TEBARBERITA.ID – Presiden Prabowo Subianto menegaskan komitmen pemerintah dalam memulihkan kerugian negara dari praktik tambang ilegal dengan menyaksikan langsung penyerahan aset Barang Rampasan Negara (BRN) di Smelter PT Tinindo Internusa, Kota Pangkal Pinang, Provinsi Kepulauan Bangka Belitung, Senin (6/10/2025).
Dalam kesempatan itu, Presiden menyebut penyerahan aset tersebut sebagai langkah besar menuju pemulihan kekayaan negara yang hilang akibat pelanggaran hukum di sektor pertambangan timah.
“Pagi hari ini saya ke Bangka. Tadi bersama-sama kita menyaksikan penyerahan rampasan negara dari perusahaan-perusahaan swasta yang melaksanakan pelanggaran hukum,” ujar Presiden Prabowo kepada awak media.
Penyerahan aset dilakukan secara berjenjang, dimulai dari Jaksa Agung kepada Wakil Menteri Keuangan, kemudian kepada CEO Danantara, dan akhirnya diserahkan kepada Direktur Utama PT Timah Tbk.
Barang rampasan yang diterima PT Timah Tbk mencakup aset bernilai tinggi dan beragam, antara lain 108 unit alat berat, 99,04 ton produk kristal Sn (cristalyzer), 94,47 ton crude tin dalam 112 balok, 15 bundle aluminium (15,11 ton), 10 jumbo bag (3,15 ton), 29 bundle logam timah Rfe (29 ton), satu unit mess karyawan, 53 kendaraan, 22 bidang tanah seluas total 238.848 meter persegi, 195 alat pertambangan, 680.687,6 kilogram logam timah, serta enam unit smelter.

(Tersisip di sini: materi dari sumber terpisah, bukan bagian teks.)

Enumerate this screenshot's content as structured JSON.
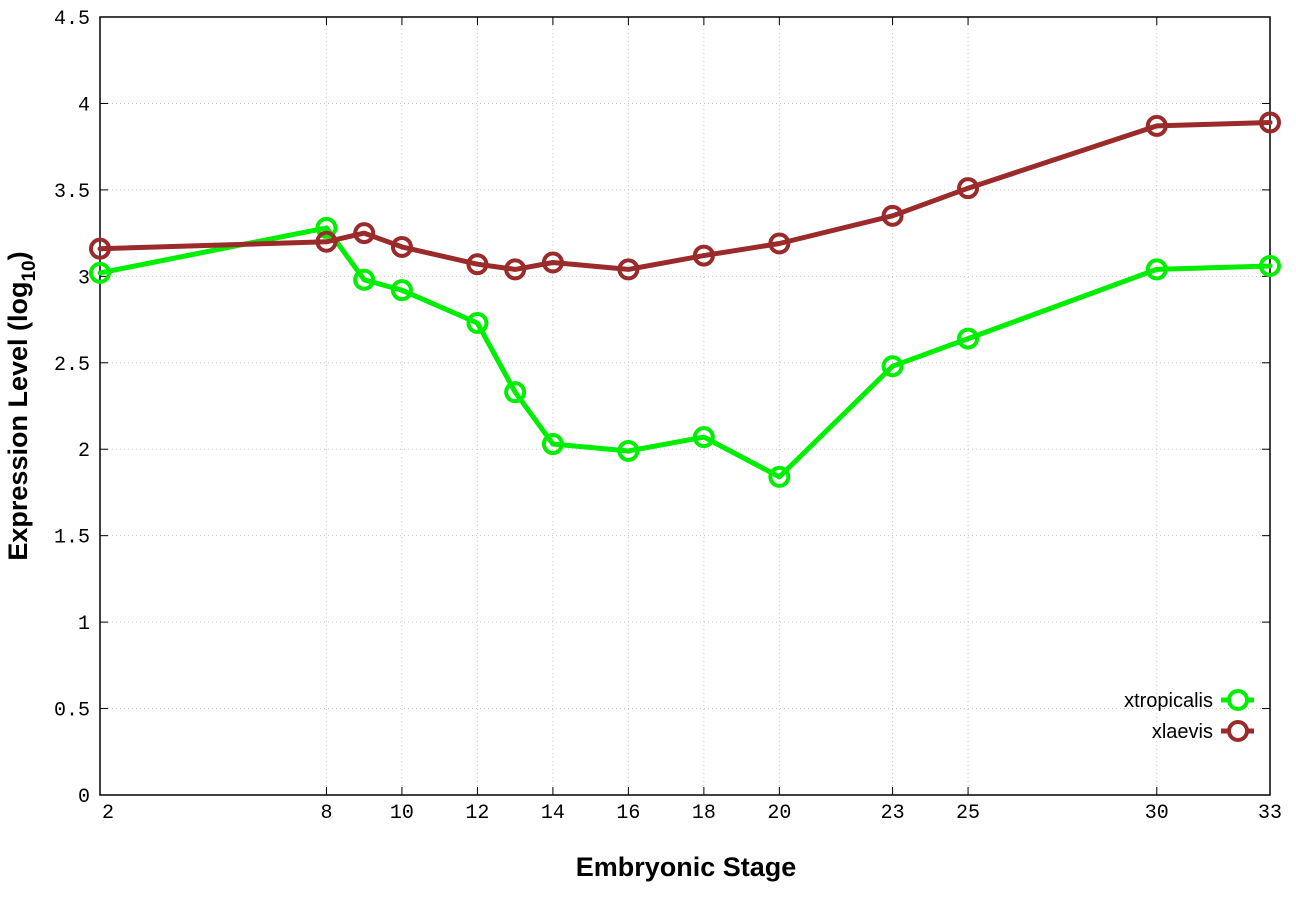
{
  "chart_data": {
    "type": "line",
    "xlabel": "Embryonic Stage",
    "ylabel_main": "Expression Level (log",
    "ylabel_sub": "10",
    "ylabel_close": ")",
    "xlim": [
      2,
      33
    ],
    "ylim": [
      0,
      4.5
    ],
    "x_ticks": [
      2,
      8,
      10,
      12,
      14,
      16,
      18,
      20,
      23,
      25,
      30,
      33
    ],
    "y_ticks": [
      0,
      0.5,
      1,
      1.5,
      2,
      2.5,
      3,
      3.5,
      4,
      4.5
    ],
    "y_tick_labels": [
      "0",
      "0.5",
      "1",
      "1.5",
      "2",
      "2.5",
      "3",
      "3.5",
      "4",
      "4.5"
    ],
    "grid": true,
    "legend_position": "bottom-right",
    "series": [
      {
        "name": "xtropicalis",
        "color": "#00ee00",
        "x": [
          2,
          8,
          9,
          10,
          12,
          13,
          14,
          16,
          18,
          20,
          23,
          25,
          30,
          33
        ],
        "y": [
          3.02,
          3.28,
          2.98,
          2.92,
          2.73,
          2.33,
          2.03,
          1.99,
          2.07,
          1.84,
          2.48,
          2.64,
          3.04,
          3.06
        ]
      },
      {
        "name": "xlaevis",
        "color": "#9b2a2a",
        "x": [
          2,
          8,
          9,
          10,
          12,
          13,
          14,
          16,
          18,
          20,
          23,
          25,
          30,
          33
        ],
        "y": [
          3.16,
          3.2,
          3.25,
          3.17,
          3.07,
          3.04,
          3.08,
          3.04,
          3.12,
          3.19,
          3.35,
          3.51,
          3.87,
          3.89
        ]
      }
    ]
  }
}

Selain aset fisik, turut diserahkan uang tunai yang telah disetorkan ke kas negara, yakni Rp202.701.078.370, USD3.156.053, JPY53.036.000, SGD524.501, EUR765, KRW100.000, dan AUD1.840.
Presiden menyebut nilai total aset rampasan mencapai Rp6 hingga Rp7 triliun, belum termasuk potensi besar dari logam tanah jarang (rare earth/monasit) yang masih dalam tahap penguraian.
“Nilainya dari enam smelter dan barang-barang yang disita mendekati Rp6–7 triliun. Tapi tanah jarang yang belum diurai, mungkin nilainya sangat besar. Monasit itu bisa mencapai 200 ribu dolar per ton,” ungkap Presiden.
Prabowo juga mengungkapkan bahwa total kerugian negara akibat tambang ilegal di wilayah konsesi PT Timah diperkirakan mencapai Rp300 triliun, menggambarkan skala besar kebocoran kekayaan negara yang selama ini terjadi.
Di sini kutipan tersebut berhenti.